My view is any good marketing person or sales person from a reputable company that wants to keep that reputation always knows you under-promise and over deliver. We got just the opposit in the last two days.  What are they selling? trust and as much peace of mind as one can have.

WTF Just happened?

We have to deal with a mastectomy.  And that will be hard for Tina.  But I have already let her know that doesn’t change how I feel about her.  Not only do I love her for more reasons than the boobs 🙂 I am physically attracted to her and turned on by her for many other reasons and I have told  her what those things are.. [ just not telling you 🙂 ]

So, we move on… Where will we end up with the treatment?  I honesty don’t know… Tina likes and trusts the radiation oncologist and the surgeon we met with.

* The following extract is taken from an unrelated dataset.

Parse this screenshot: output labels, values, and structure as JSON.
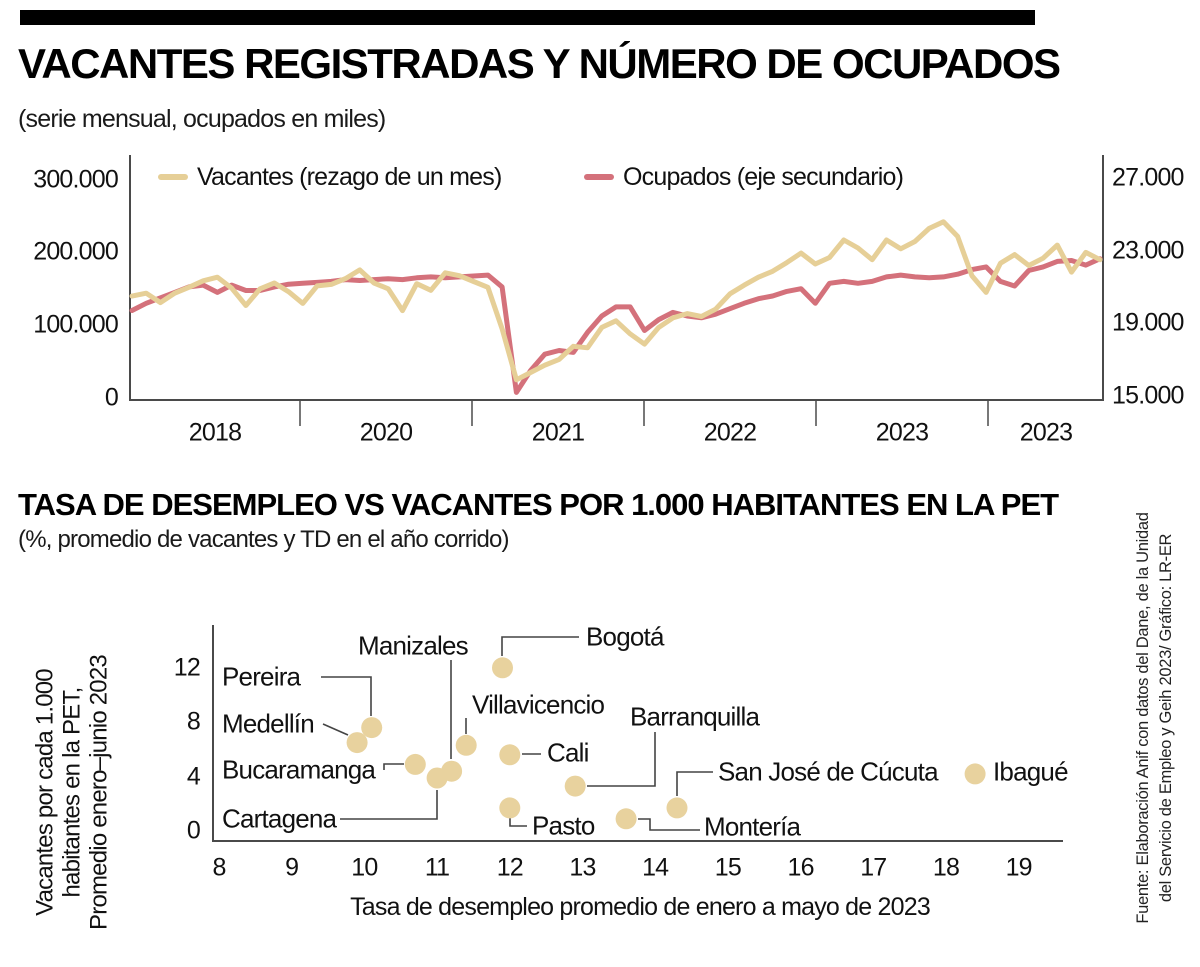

So this screw-up in communication isn’t a deal breaker and fences can be mended. We are just disapointed.  So, as of yet are not changing our plans.. The second opinion was always scheduled and we will set a date for surgery with the surgeon we met today, Tina likes her.  But, we are still gathering info for choices and choice is power.

Yikes, there is that word again – cancer.  I’m waiting for my first appointment at the VM Cancer Center, and I’m nervous as hell.  We check in, check out the “Café” (it’s just a coffee area), there is Wi-Fi everywhere, and it’s surprisingly bright and friendly.  More friendly than my regular doctor’s office.  Don’t get me wrong, I have an idea what goes down here.  But it’s not as hospital-y as I thought.  Not quite the spa, but it feels kind of okay here.  I’ll keep you posted on how it goes after my first appointment.